Crenshaw appeared on the show to accept an apology from comedian Pete Davidson, who had made fun of Crenshaw’s missing eye — lost on his third tour in Afghanistan, where he served as a Navy SEAL — on the show earlier this month, prompting national backlash.
“We could have lashed out, right. We could have given in to the outrage culture as we’ve all come to know it. But it’s not who I am,” Crenshaw told CNN’s Anderson Cooper on “Full Circle,” which airs on Facebook Live.
“Like I say, I’ve been shot at, I’ve been blown up. It didn’t outrage me. I don’t see why I would start getting outraged now.”
The Texas Republican said that while he had been justified in voicing his disagreement with Davidson, his main goal was to overcome the rhetoric.

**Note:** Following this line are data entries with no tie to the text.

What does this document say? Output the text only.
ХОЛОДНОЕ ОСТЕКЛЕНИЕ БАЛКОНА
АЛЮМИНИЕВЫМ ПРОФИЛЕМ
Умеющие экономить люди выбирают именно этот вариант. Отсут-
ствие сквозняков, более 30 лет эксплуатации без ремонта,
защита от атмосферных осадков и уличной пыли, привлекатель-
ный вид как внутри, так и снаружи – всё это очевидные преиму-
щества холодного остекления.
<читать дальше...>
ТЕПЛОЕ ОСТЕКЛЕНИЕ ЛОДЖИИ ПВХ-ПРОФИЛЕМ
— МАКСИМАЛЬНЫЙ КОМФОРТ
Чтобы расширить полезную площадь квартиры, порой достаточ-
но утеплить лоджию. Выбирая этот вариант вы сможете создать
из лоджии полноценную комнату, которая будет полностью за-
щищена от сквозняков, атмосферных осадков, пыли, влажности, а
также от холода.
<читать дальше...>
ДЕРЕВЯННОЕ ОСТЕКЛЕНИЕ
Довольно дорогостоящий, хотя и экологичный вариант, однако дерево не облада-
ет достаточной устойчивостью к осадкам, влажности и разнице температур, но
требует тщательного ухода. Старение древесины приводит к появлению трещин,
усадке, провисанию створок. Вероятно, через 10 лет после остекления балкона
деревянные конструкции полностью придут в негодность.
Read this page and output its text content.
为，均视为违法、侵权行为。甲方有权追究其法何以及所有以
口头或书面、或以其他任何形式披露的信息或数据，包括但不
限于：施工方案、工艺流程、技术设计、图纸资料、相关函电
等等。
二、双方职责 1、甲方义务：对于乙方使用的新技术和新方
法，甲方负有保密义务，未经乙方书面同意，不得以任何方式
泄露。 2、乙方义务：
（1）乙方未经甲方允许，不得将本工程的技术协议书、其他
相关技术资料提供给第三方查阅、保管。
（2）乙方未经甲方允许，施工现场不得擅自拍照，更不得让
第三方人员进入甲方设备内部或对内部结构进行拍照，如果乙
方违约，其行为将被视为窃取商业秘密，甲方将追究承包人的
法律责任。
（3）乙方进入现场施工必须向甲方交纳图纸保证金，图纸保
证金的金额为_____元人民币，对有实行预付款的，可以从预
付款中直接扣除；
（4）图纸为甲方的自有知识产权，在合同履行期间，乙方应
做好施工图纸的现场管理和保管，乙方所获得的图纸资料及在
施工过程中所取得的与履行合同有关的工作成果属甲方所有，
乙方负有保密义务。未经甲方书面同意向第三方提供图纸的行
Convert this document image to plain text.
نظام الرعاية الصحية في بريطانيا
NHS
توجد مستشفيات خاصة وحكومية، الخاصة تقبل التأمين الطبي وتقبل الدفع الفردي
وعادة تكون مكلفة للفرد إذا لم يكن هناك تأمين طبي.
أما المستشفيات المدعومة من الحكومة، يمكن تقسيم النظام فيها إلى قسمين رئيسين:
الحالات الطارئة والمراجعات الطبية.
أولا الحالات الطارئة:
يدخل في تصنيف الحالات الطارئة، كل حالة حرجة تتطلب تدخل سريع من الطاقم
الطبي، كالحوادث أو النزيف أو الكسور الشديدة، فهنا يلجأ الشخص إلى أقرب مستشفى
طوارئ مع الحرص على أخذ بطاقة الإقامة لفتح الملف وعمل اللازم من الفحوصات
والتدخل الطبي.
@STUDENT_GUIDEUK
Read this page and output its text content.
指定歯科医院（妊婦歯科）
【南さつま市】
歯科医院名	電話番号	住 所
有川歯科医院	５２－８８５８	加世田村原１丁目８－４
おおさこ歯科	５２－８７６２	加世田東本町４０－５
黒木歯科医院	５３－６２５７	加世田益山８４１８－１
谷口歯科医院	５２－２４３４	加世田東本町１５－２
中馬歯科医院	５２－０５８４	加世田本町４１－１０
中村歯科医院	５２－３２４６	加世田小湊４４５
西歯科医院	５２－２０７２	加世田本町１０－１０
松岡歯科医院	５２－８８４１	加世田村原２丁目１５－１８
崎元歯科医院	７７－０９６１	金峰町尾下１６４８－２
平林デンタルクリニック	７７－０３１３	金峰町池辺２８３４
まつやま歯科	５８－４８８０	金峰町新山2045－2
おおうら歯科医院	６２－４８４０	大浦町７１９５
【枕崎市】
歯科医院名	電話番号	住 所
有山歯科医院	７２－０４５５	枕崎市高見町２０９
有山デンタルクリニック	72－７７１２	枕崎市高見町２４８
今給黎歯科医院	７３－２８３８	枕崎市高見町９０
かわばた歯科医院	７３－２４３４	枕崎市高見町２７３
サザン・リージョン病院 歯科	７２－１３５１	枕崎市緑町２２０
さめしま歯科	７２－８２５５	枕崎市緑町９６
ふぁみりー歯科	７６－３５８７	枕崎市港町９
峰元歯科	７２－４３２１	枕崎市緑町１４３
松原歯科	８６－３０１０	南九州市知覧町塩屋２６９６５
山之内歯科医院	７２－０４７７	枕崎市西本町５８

“Let’s allow ourselves to then move past it,” he told Cooper. “And that’s what we wanted to do — try and be part of the solution, not be part of the problem in this back and forth that we constantly see … whether it’s comedic discourse, political discourse.”
“Unfortunately, those two things have become intertwined, maybe too much,” he added. “But let’s start on a path out of that … conflict that we’re always seeing.”
In addition to cracking some of his own jokes on the show, Crenshaw urged Americans to learn from Davidson and him burying the hatchet.
“There’s a lot of lessons to learn here,” he told viewers Saturday night. “Not just that the left and right can still agree on some things. But also, this: Americans can forgive one another.”